A big part of what gives the scene its power is how it’s set-up. The murder happens about 40 minutes into the movie. We have followed Marion from the start of the story and she has been established as the film’s protagonist. It was a big surprise for the audience when they realized that the star of the movie (and Leigh was a big star at the time) whom they thought was going to be the “hero,” gets killed that early and abruptly. The murder also happens in the moment after Marion decides to do the right thing and return the stolen money. When she steps into the shower, it’s a sort of baptism; a washing away of her sins so the fact that the brutal killing occurs then gives the scene even more weight (the scene also ends with a camera move into a close-up of the stolen money on a nightstand to remind us what caused all this and what will never be).

Something like this had never been seen before in a “mainstream” movie (one of the reasons Hitchcock made Psycho independently and cheaply was because a studio would not have allowed its big star to be killed so early in the picture), but it was deliberate on Hitchcock’s part. He knew this choice would completely shock the audience and have them on edge for the rest of the movie because if the big star could be murdered so quickly and brutally, that meant anything could happen (It would be like going to an Indiana Jones movie and seeing Indy get killed by Nazis after the first action sequence).

“Well, that’s what life is like,” Hitchcock said about that choice. “Things happen out of the blue. You may say I’m going downtown to the movies, but on the way you might be killed. One must never set up a murder. They must happen unexpectedly, as in life.”

Hitchcock made it clear that there were certain rules that needed to be respected when making this type of movie: “When making a suspense picture, one must never confuse the audience. Always give them the fullest facts. Occasionally one even provides the audience with information the character doesn’t know (an example of this is in Vertigo when the audience learns Kim Novak’s true identity before Jimmy Stewart, the film’s star, does). That builds suspense as well. But one must always play fair with the audience. Take a look at Psycho a second time. It’s honest; you can check all the details; all the clues are provided during the picture.”

Some fun facts about the shower scene:

What makes the scene even more effective is Bernard Herrmann’s now classic score featuring the screeching violins, violas and cellos. Hitchcock originally didn’t want to use any music for the scene, but Herrmann (who composed a number of classic Hitchcock scores) begged the director to let him take a stab at it, so to speak.

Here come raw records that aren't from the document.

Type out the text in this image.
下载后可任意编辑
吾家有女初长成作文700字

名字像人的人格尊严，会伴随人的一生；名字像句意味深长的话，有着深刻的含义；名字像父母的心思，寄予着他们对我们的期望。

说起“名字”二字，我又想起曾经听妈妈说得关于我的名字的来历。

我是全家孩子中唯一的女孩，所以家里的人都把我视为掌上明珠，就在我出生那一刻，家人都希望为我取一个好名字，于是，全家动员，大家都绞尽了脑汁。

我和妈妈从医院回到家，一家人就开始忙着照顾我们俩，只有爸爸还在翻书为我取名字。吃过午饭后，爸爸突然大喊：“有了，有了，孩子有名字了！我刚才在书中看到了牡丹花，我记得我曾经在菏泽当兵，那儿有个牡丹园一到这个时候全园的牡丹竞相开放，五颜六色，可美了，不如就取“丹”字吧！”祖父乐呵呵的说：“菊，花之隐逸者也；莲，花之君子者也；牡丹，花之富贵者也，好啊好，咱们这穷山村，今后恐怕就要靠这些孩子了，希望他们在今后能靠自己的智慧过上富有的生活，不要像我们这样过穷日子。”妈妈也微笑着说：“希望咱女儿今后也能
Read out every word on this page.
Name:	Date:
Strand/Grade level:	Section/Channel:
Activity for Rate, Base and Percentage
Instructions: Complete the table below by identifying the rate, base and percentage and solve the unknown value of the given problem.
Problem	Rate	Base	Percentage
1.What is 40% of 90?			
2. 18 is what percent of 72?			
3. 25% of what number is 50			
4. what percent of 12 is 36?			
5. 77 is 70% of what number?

When Hitchcock saw how well the scene played with the music, he gave Hermann a fat raise.

Almost as famous as the murder is the scene’s penultimate shot—the camera starts on an extreme close up of Leigh’s eye and slowly moves out. This was intended to be one long shot and many people who have watched the film remember it as such, but there is one cut/insert that breaks up the scene. The reason? Leigh’s supposed to be dead, but unintentionally took a small breath in the middle of the shot forcing Hitchcock to cut away to the shower head for that one moment before cutting back to Leigh. But it’s so masterfully done, most viewers still register it as one shot.

Even though Hitchcock claimed that nowhere does the knife actually touch the body, if you do a frame-by-frame analysis, there is one quick shot where the knife penetrates Leigh’s prosthetic torso.

The “blood” in the scene is actually chocolate syrup–chosen because the chocolate looked more like blood than actual blood did on black and white film. The sound of the knife going into Marion’s body was made by stabbing a knife into a melon.

Saul Bass, who designed many of Hitchcock’s opening title sequences (including the one for Psycho) publicly has stated that he directed the shower sequence with Hitchcock’s approval. But all of the surviving cast and crew members have argued that is false and that Hitchcock alone was responsible for the sequence.